Chapters 2 to 14 demonstrate Tristram's intricate planning. A series of causes and effects interrelate these chapters and lead up to one splendid punch line: Obadiah brings the letter with the news of Bobby's death; he leaves the door open a crack so that he can hear what it contains; when he hears the news, he carries it to the kitchen for the other servants; the chance to make a good speech or to have the last word in an argument gives Walter full consolation, no matter how serious the disappointment; the latter point is illustrated by the story of the favorite mare and her mule offspring, the former by his extensive, profusely documented oration on death; the word "wife" coming through the open door halts Mrs.
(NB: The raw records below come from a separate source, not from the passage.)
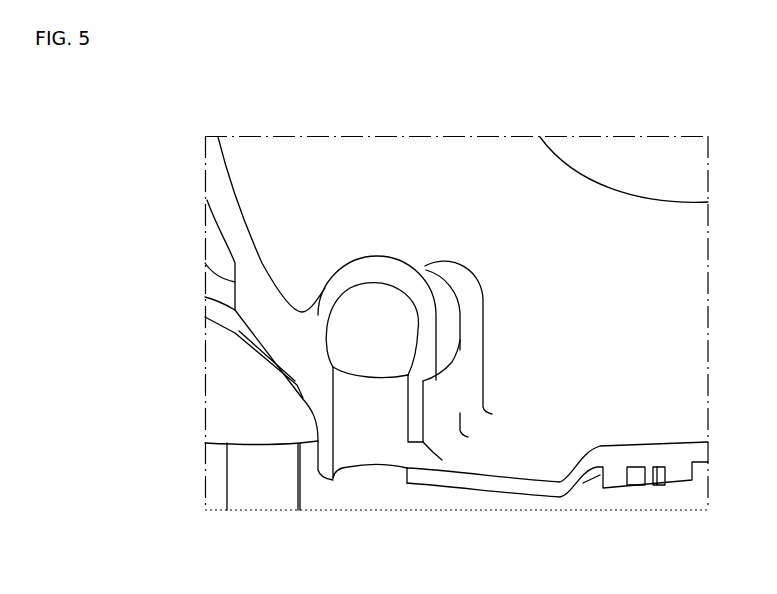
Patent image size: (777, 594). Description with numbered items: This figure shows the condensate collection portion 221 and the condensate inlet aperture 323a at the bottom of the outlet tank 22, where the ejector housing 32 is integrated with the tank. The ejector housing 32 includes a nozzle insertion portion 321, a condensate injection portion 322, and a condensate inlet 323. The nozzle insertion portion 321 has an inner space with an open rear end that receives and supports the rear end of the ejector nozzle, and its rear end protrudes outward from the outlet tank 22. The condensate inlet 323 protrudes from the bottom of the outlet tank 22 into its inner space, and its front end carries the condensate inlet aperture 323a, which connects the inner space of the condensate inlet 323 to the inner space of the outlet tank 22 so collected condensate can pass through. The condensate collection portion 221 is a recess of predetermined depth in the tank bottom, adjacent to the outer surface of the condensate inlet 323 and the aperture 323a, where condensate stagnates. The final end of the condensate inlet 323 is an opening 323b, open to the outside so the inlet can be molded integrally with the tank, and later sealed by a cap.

The outlet tank 22 is at (212, 246).
The condensate collection portion 221 is at (522, 465).
The ejector housing 32 is at (367, 238).
The nozzle insertion portion 321 is at (372, 267).
The condensate injection portion 322 is at (455, 253).
The condensate inlet 323 is at (361, 467).
The condensate inlet aperture 323a is at (423, 448).
The opening 323b is at (347, 472).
Shandy in her tracks; she misunderstands what Walter is saying, and she charges in to accuse him of philandering: "You have one more . . . than I know of"; he answers with "I have one less [and you don't know about that]." And that's why Walter didn't have to mourn his son's death.
(The story of the favorite mare, the Arabian stallion, and the mule has an important echo in the last chapter of Tristram Shandy in the story of the cock and the bull.)
The events in the kitchen that parallel those in the parlor are part of the human comedy in Tristram Shandy's world. Each of the servants has his own involvement in Bobby's death, each his own selfish (but completely human) response. Death is finally trivial, Tristram seems to suggest; when he presents Trim's oration, the most noteworthy thing he finds to comment on, to draw the reader's attention to, is the eloquence with which Trim dropped his hat to demonstrate how suddenly death strikes. The flirtation between Susannah and Trim — her thinking that the answer to "What is the finest face that ever man looked at" is "Susannah's face" — suffers only a very brief setback when Trim says "corruption"; death affects only the person who dies. There is profundity behind the gay levity of Tristram's storytelling.